The SEC lost another talented offensive stud on Monday when LSU sophomore Jeremy Hill announced via Twitter that he will skip his junior year and declare for the NFL draft.

Though just a sophomore, Hill is three years removed from his graduating high school class after sitting out the 2011 season due to legal issues.

Jeremy Hill
With LSU running back Jeremy Hill off to the NFL, the Tigers will have to replace the 1,401 rushing yards and 16 touchdowns he accumulated this season.
The loss of Hill can't be understated for an offense that is already losing its starting quarterback and top two receivers. Hill was a beast during his freshman year but turned into a certified monster in 2013. He finished the season with a bruising 1,401 rushing yards and 16 touchdowns, both ranked second in the SEC this year. As a freshman, Hill rushed for a team-high 755 yards and 12 touchdowns.

Hill was a special talent in the SEC, with a powerful blend of speed, agility and strength that frustrated defenses to no end. Only rarely could defenses stop him with one tackler. You needed assistance -- and then some -- to stop Hill when he got a full head of steam.

He rushed for 100-plus yards 11 times during his college career, including seven times this season.

The thing to watch with Hill is how he transitions to the pro level off the field. He was arrested last April following his role in an alleged fight outside an off-campus bar, and in July pleaded guilty to misdemeanor simple battery.
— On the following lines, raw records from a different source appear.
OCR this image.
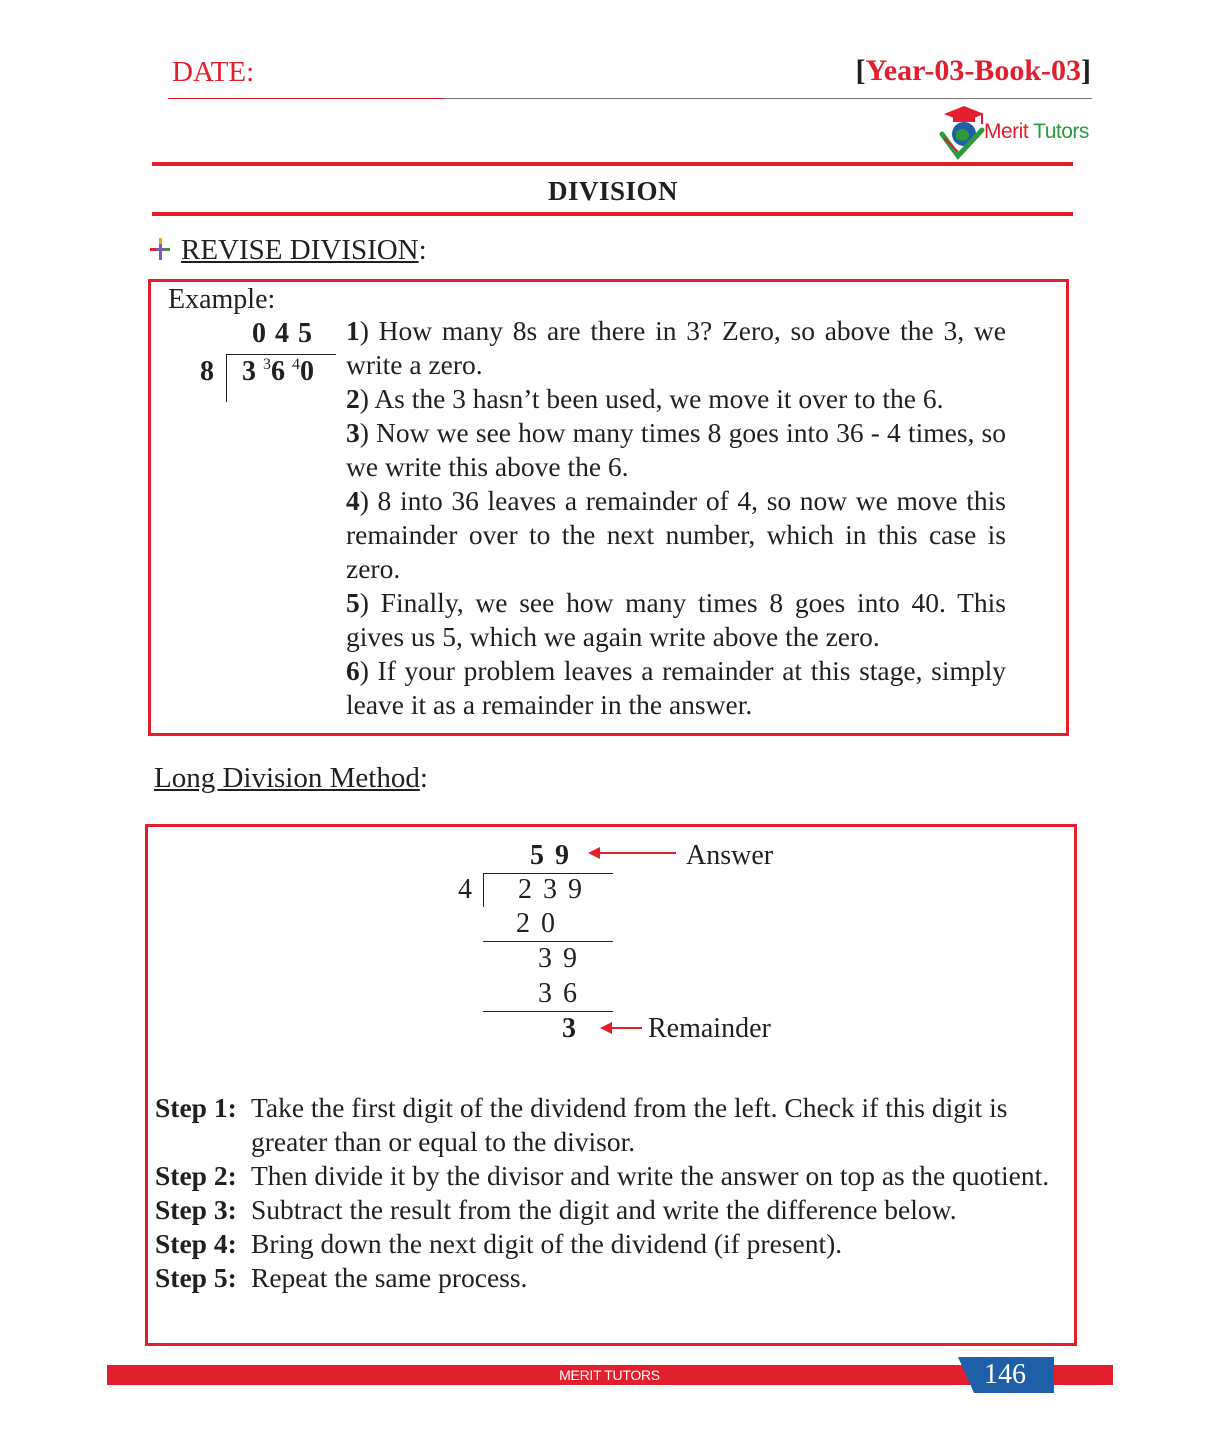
DATE:	[Year-03-Book-03]
Merit Tutors
DIVISION
REVISE DIVISION:
Example:
0 4 5
8 3 $^3$6 $^4$0

1) How many 8s are there in 3? Zero, so above the 3, we write a zero.

2) As the 3 hasn’t been used, we move it over to the 6.

3) Now we see how many times 8 goes into 36 - 4 times, so we write this above the 6.

4) 8 into 36 leaves a remainder of 4, so now we move this remainder over to the next number, which in this case is zero.

5) Finally, we see how many times 8 goes into 40. This gives us 5, which we again write above the zero.

6) If your problem leaves a remainder at this stage, simply leave it as a remainder in the answer.

Long Division Method:
5 9
4 2 3 9
2 0
3 9
3 6
3
Answer
Remainder
Step 1: Take the first digit of the dividend from the left. Check if this digit is greater than or equal to the divisor.
Step 2: Then divide it by the divisor and write the answer on top as the quotient.
Step 3: Subtract the result from the digit and write the difference below.
Step 4: Bring down the next digit of the dividend (if present).
Step 5: Repeat the same process.
MERIT TUTORS	146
This after already being on legal probation in connection with a 2011 arrest for an alleged sexual assault of a 14-year-old girl. (In January 2012, he pleaded guilty to misdemeanor carnal knowledge of a juvenile.)

Hill's off-field transgression last year almost cost him his LSU football career, but he more than took advantage of his return to the football field. He trained like a madman when he was away from the team in order to stay in prime shape for football season. He then showed focus and determination on the field when he returned. You can't average 116 yards per game without having the right focus.

Whether Hill has truly learned something from his mistakes is unknown. Until he gets back on the field, he'll have plenty of time to face distractions and temptations. His growth as a player is unquestioned, but his growth as a person is still unknown. Now is when we'll find out what Hill is really made of.

As for LSU, the Tigers welcome the nation's No. 1 recruit, running back Leonard Fournette, who is being called the second coming of just about every great college football running back. He has the right measurables, speed and strength to make an instant impact, as Hill did. Having Hill to learn from would have been a huge win for Fournette, who will now have to deal with overwhelming hype and expectations that will follow him from his outstanding high school career. Hill would have helped deflect some of the pressure that Fournette will now undoubtedly be showered with.

The good news for him is that he'll have two rising seniors -- Terrence Magee, who was second on the team with 626 rushing yards and eight touchdowns this season, and Kenny Hilliard (310 yards, seven touchdowns) -- to work with in Baton Rouge.

The Tigers should have good depth at running back without Hill and might have their running back of the future in Fournette. Still, Hill will no doubt be missed on the Bayou.